1. The radius of the circle is perpendicular to the tangent in point T(9, 4). The slope of the radius is: $m_r=\dfrac{4-6}{9-8}=-2$. Therefore the slope of the tangent is $m_t=\dfrac12$

2. Use the slope-point-formula of a straight line to get the equation of the tangent:

$y=\dfrac12 x - \dfrac12$

3. The corner of the room lies on the tangent at x = 8. Therefore the corner has the coordinates C(8, 3.5)

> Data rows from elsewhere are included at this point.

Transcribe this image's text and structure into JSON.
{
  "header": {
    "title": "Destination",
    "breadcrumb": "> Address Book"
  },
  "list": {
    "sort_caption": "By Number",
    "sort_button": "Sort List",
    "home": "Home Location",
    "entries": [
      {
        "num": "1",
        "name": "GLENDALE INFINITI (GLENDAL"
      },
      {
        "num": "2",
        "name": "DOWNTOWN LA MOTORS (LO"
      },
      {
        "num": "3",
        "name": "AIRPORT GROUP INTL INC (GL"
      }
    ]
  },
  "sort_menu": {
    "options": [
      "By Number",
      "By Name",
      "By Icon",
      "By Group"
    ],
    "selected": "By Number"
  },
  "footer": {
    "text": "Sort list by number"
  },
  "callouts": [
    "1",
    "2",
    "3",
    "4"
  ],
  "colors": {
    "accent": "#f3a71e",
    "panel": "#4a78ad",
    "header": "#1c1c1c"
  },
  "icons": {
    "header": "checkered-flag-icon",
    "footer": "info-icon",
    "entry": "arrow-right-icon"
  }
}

the lowest point of the circle has the coordinates $L(8, 6-\sqrt{5})$

4. The distance between the corner and the disk is:

$d=|\overline{CL}| = 8-\sqrt{5}-3.5\approx 0.2639$. Rounded as requested

$d \approx 0.3$

4. Thx for the help, however number one is still very confusing it was the hardest out of all of them I find if you can help me with that that would be great. Thx for your help concerning 2 and 3 I understand it perfectly now.

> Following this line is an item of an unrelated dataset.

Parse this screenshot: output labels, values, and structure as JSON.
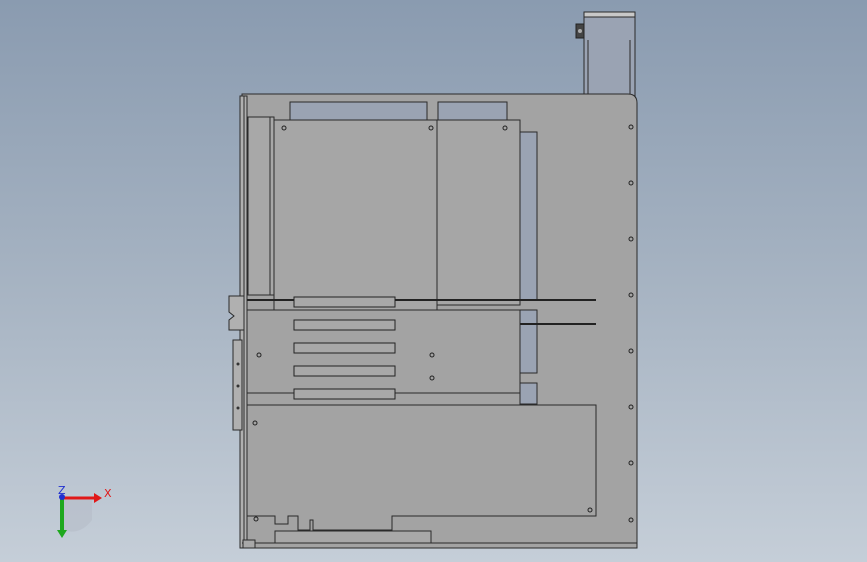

5. Originally Posted by Solid8Snake
Greeting I am facing difficulties with certain questions that my teacher said I would need to know for my test which on Wednesday and I was wondering if I can get some help. Any help would be greatly appreciated, if I am correct these are old exam questions, but i am really having a tough time solving these questions. Any help would be greatly appreciated.
to #1:

I've divided the height of the trophy into 3 different parts: The top distance t in red, the middle distance m in brown and the bottom b distance in blue. (See attachment).

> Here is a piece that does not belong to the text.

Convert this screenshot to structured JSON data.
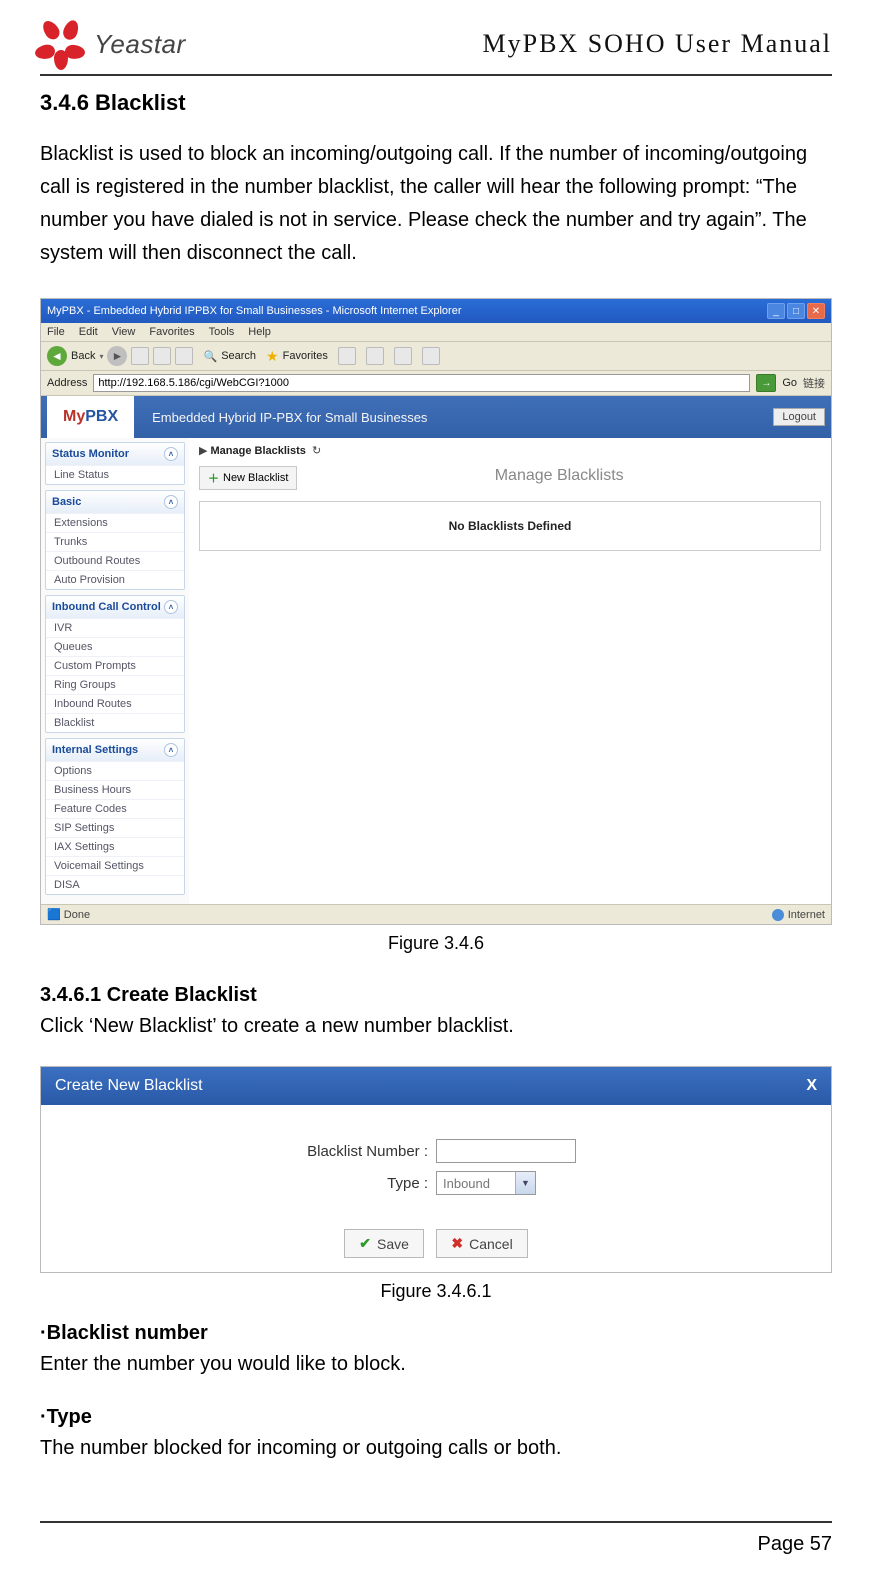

1. b is the y-value of the hyperbola if x = 10:

$\dfrac{100}4-\dfrac{y^2}{16}=1~\implies~y=-\sqrt{16 \cdot 24}\approx -19.5959$

Therefore $\boxed{b = 19.5959}$

2. m is the y-value of the hyperbola if x = 3.5:

$\dfrac{12.25}4-\dfrac{y^2}{16}=1~\implies~y=\sqrt{33}\approx 5.7446$

Therefore $\boxed{m = 5.7446}$

3. To calculate t I placed the center of the ellipse on the origin. The semi-axes of the ellipse are A = 4 and B = 8. Thus the equation of this ellipse is:

$\dfrac{x^2}{16}+\dfrac{y^2}{64}=1$

Then t = B + |y(3.5)| (That means that the top distance consists of the semi-axis B (= 8) and the y-value if x = 3.5):

$\dfrac{12.25}{16}+\dfrac{y^2}{64}=1~\implies~y=\pm \sqrt{15}\approx 3.8730$

Therefore the top distance is: $\boxed{t = 8 + 3.8730 = 11.8730}$

4. The total height of the trophy is the sum of the three different distances: $\boxed{\bold{H = 27.2135}}$

6. Thx for the help, but it appears your response to number one is wrong the answer i got was 50.13 about and the teacher said the answer should be close to 49 I guess my answer is close enough, thx for the help though it helped me determine how to solve the question.